On the existence, stability and relaxation of discontinuous magnetohydrodynamic states

Abstract

In the continuum limit, plasmas are governed by magnetohydrodynamic (MHD) models - nonlinear dynamical systems that admit a wealth of spatially and temporally complex phenomena. Under many circumstances, MHD phenomena are strongly dictated by the structure of equilibrium magnetic fields. In the absence of dissipation (e.g. resistivity), smooth pressure profiles are only guaranteed for configurations with continuously nested flux surfaces, the existence of which is guaranteed with axisymmetry. This thesis explores whether equilibria of the Multi-Region Relaxed MHD (MRxMHD) model, which produces MHD equilibria with discontinuous, stepped pressure profiles, are physically and dynamically accessible.

The accessibility of two characteristic features of the MRxMHD model are examined; (i) the `ideal' interfaces, across which pressure discontinuities of the MRxMHD model are supported, and (ii) volume-localised Taylor relaxation, where the plasma in each constant-pressure region is hypothesised to preferentially relax to an energy-minimising state while conserving volume-averaged mass, entropy, magnetic helicity and fluxes within each region. To address these questions, the inextricably linked physical concepts of energy-minimising equilibria and relaxation models which describe evolution towards energetically favourable states are interrogated.

A new equilibrium model with radially localised pressure gradients is developed to directly compare physical properties, including linear MHD stability, of smooth and non-smooth equilibria.

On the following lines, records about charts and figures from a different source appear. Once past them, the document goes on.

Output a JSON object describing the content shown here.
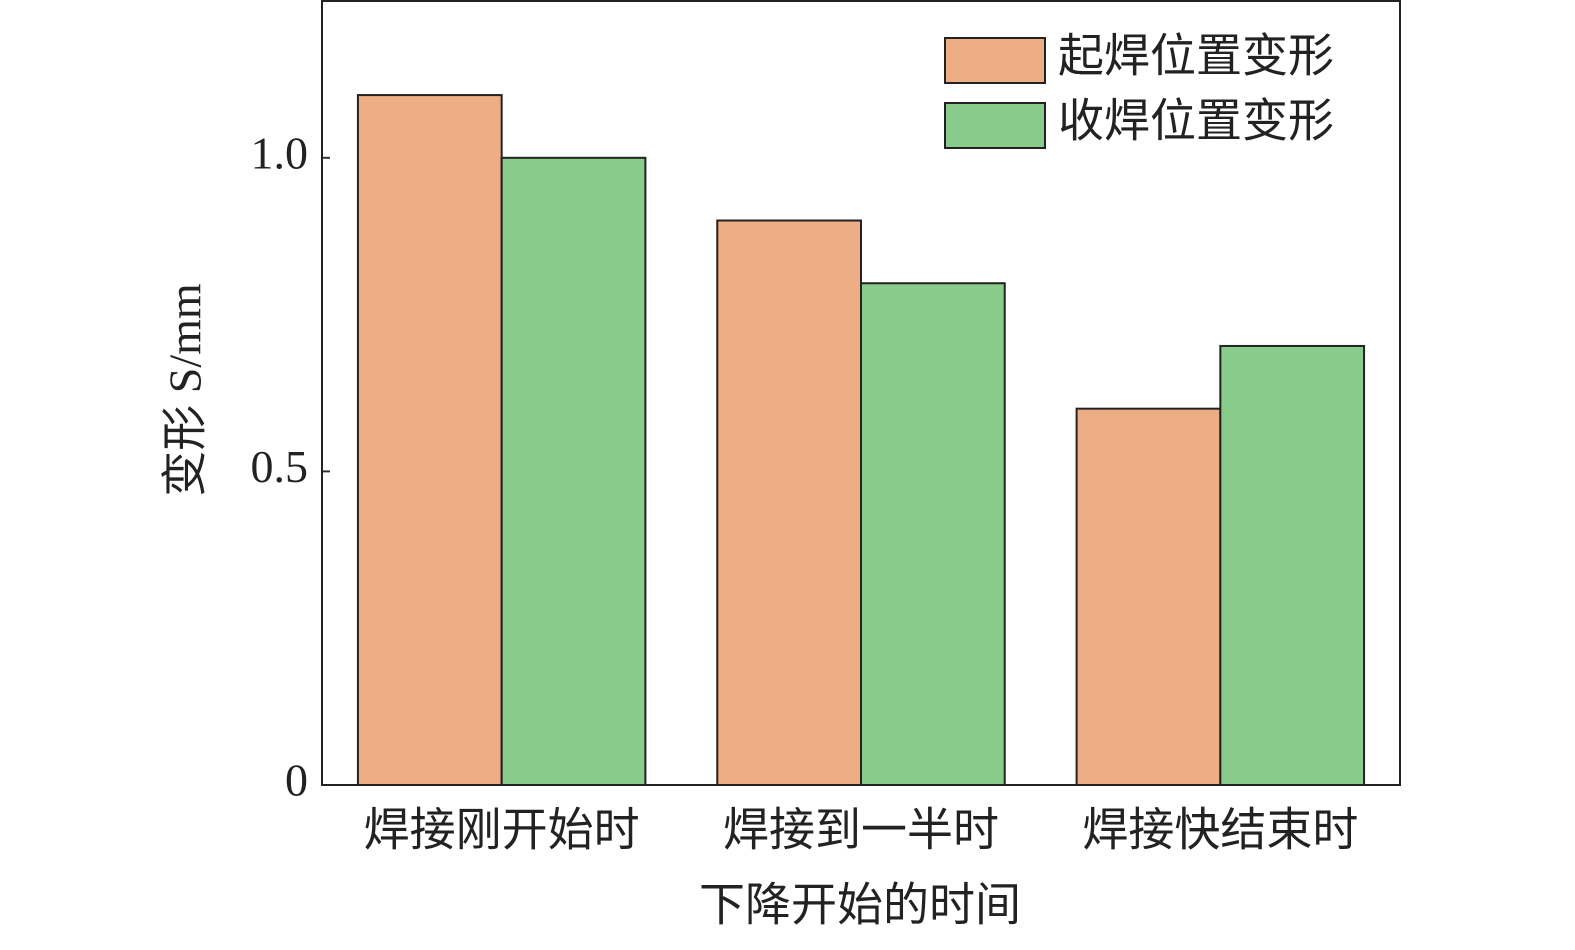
{
  "chart_data": {
    "type": "bar",
    "x_label": "下降开始的时间",
    "y_label": "变形 S/mm",
    "categories": [
      "焊接刚开始时",
      "焊接到一半时",
      "焊接快结束时"
    ],
    "series": [
      {
        "name": "起焊位置变形",
        "color": "#edae86",
        "values": [
          1.1,
          0.9,
          0.6
        ]
      },
      {
        "name": "收焊位置变形",
        "color": "#89cb8a",
        "values": [
          1.0,
          0.8,
          0.7
        ]
      }
    ],
    "ylim": [
      0,
      1.25
    ],
    "yticks": [
      0,
      0.5,
      {
        "value": 1,
        "label": "1.0"
      }
    ],
    "legend": "upper right"
  }
}
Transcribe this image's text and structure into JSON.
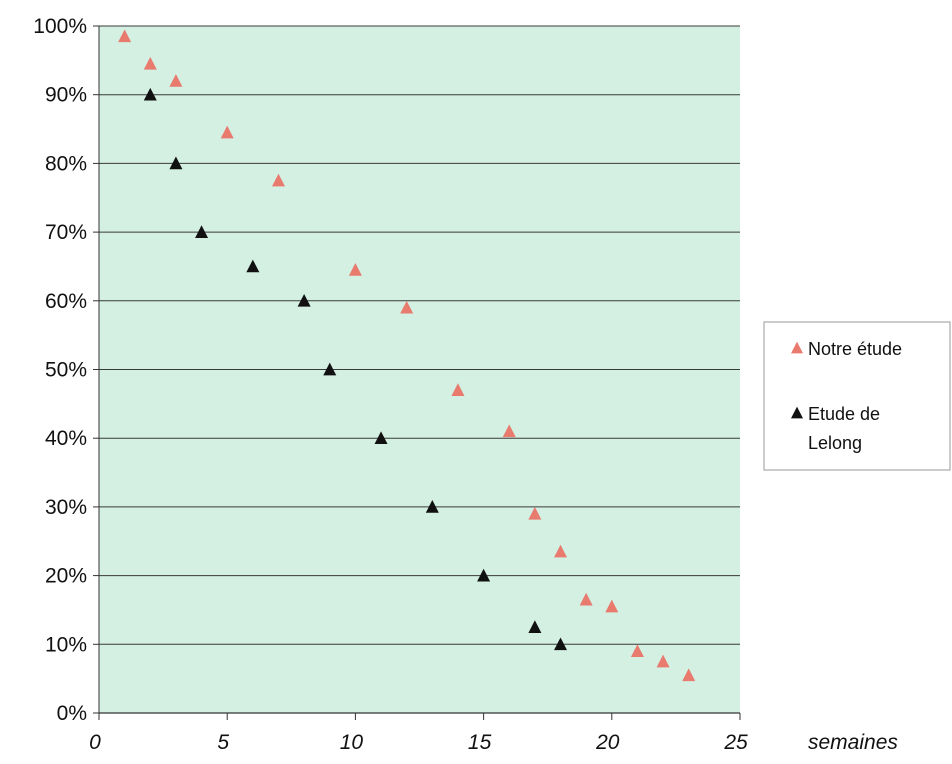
{
  "chart_data": {
    "type": "scatter",
    "title": "",
    "xlabel": "semaines",
    "ylabel": "",
    "xlim": [
      0,
      25
    ],
    "ylim": [
      0,
      100
    ],
    "x_ticks": [
      "0",
      "5",
      "10",
      "15",
      "20",
      "25"
    ],
    "y_ticks": [
      "0%",
      "10%",
      "20%",
      "30%",
      "40%",
      "50%",
      "60%",
      "70%",
      "80%",
      "90%",
      "100%"
    ],
    "grid": "horizontal",
    "legend_position": "right",
    "plot_background": "#d3f0e3",
    "series": [
      {
        "name": "Notre étude",
        "color": "#e87a6e",
        "marker": "triangle",
        "x": [
          1,
          2,
          3,
          5,
          7,
          10,
          12,
          14,
          16,
          17,
          18,
          19,
          20,
          21,
          22,
          23
        ],
        "y": [
          98.5,
          94.5,
          92,
          84.5,
          77.5,
          64.5,
          59,
          47,
          41,
          29,
          23.5,
          16.5,
          15.5,
          9,
          7.5,
          5.5
        ]
      },
      {
        "name": "Etude de Lelong",
        "color": "#111111",
        "marker": "triangle",
        "x": [
          2,
          3,
          4,
          6,
          8,
          9,
          11,
          13,
          15,
          17,
          18
        ],
        "y": [
          90,
          80,
          70,
          65,
          60,
          50,
          40,
          30,
          20,
          12.5,
          10
        ]
      }
    ],
    "legend": [
      {
        "lines": [
          "Notre étude"
        ],
        "color": "#e87a6e"
      },
      {
        "lines": [
          "Etude de",
          "Lelong"
        ],
        "color": "#111111"
      }
    ]
  }
}
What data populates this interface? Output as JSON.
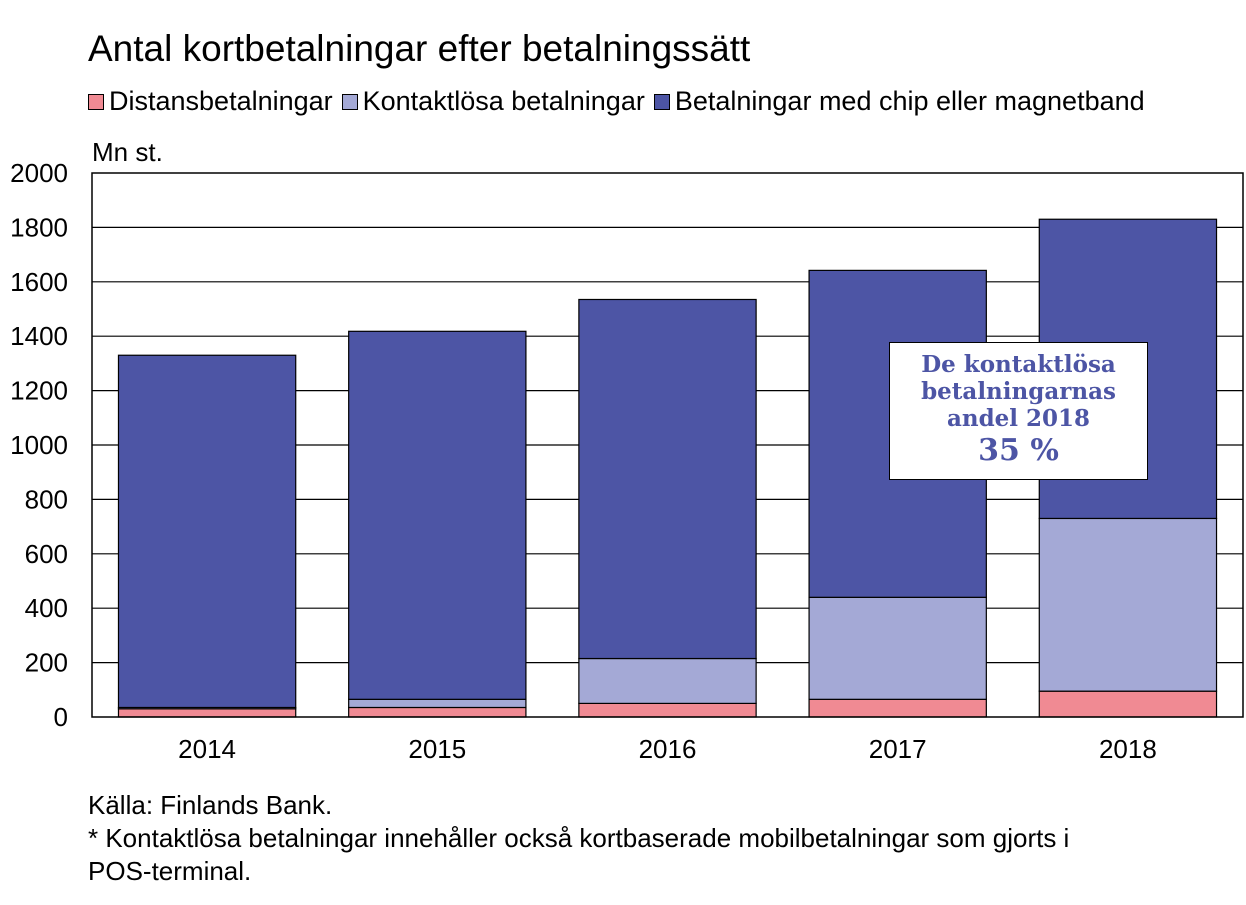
{
  "title": "Antal kortbetalningar efter betalningssätt",
  "unit_label": "Mn st.",
  "legend": [
    {
      "label": "Distansbetalningar",
      "color": "#f08a93"
    },
    {
      "label": "Kontaktlösa betalningar",
      "color": "#a4a9d6"
    },
    {
      "label": "Betalningar med chip eller magnetband",
      "color": "#4d55a5"
    }
  ],
  "annotation": {
    "line1": "De kontaktlösa",
    "line2": "betalningarnas",
    "line3": "andel 2018",
    "value": "35 %"
  },
  "source_lines": [
    "Källa: Finlands Bank.",
    "* Kontaktlösa betalningar innehåller också kortbaserade mobilbetalningar som gjorts i",
    "POS-terminal."
  ],
  "chart_data": {
    "type": "bar",
    "stacked": true,
    "categories": [
      "2014",
      "2015",
      "2016",
      "2017",
      "2018"
    ],
    "series": [
      {
        "name": "Distansbetalningar",
        "color": "#f08a93",
        "values": [
          30,
          35,
          50,
          65,
          95
        ]
      },
      {
        "name": "Kontaktlösa betalningar",
        "color": "#a4a9d6",
        "values": [
          5,
          30,
          165,
          375,
          635
        ]
      },
      {
        "name": "Betalningar med chip eller magnetband",
        "color": "#4d55a5",
        "values": [
          1295,
          1353,
          1320,
          1202,
          1100
        ]
      }
    ],
    "ylim": [
      0,
      2000
    ],
    "yticks": [
      0,
      200,
      400,
      600,
      800,
      1000,
      1200,
      1400,
      1600,
      1800,
      2000
    ],
    "grid": true
  }
}
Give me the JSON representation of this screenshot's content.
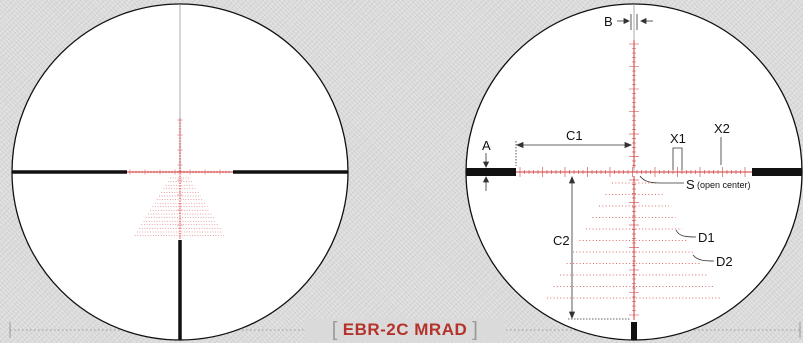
{
  "caption": {
    "open_bracket": "[",
    "title": "EBR-2C MRAD",
    "close_bracket": "]"
  },
  "labels": {
    "A": "A",
    "B": "B",
    "C1": "C1",
    "C2": "C2",
    "X1": "X1",
    "X2": "X2",
    "S": "S",
    "S_note": "(open center)",
    "D1": "D1",
    "D2": "D2"
  },
  "colors": {
    "reticle_red": "#d23a3a",
    "post_black": "#111111",
    "caption_red": "#b5322b"
  }
}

The results suggest that MRxMHD interfaces can be interpreted as an approximation of highly localised, continuous pressure gradients. Analytic studies and initial-value extended-MHD simulations highlight that volume-localised Taylor relaxation is not guaranteed to be the preferred plasma evolution pathway. A way to explicitly treat non-ideal plasma parameters (e.g. resistivity) as part of the MRxMHD framework is needed to better constrain the dynamical accessibility of MRxMHD equilibria. Nonetheless, these preliminary results are consistent with the occurrence of volume-localised Taylor relaxation, under suitable conditions. This work substantiates conditions under which MRxMHD-like states can form. Combining these findings with the existing literature, a new avalanche scenario is proposed to model partial and global macroscopic relaxation events in magnetically confined fusion plasmas. Starting from an N-volume MRxMHD equilibrium, an external perturbation triggers the break-up of an MRxMHD interface whereupon the intermediate state re-equilibrates via volume-localised Taylor relaxation to an (N-1)-volume state. The procedure is repeated until all remaining interfaces satisfy an established MRxMHD interface existence criterion. A possible scheme for coupling this avalanche process to evolution on a slower transport timescale is outlined. The potential for realising significant gains in computational efficiency (compared to initial-value extended-MHD calculations, for example) opens up opportunities in areas such as optimisation and machine learning.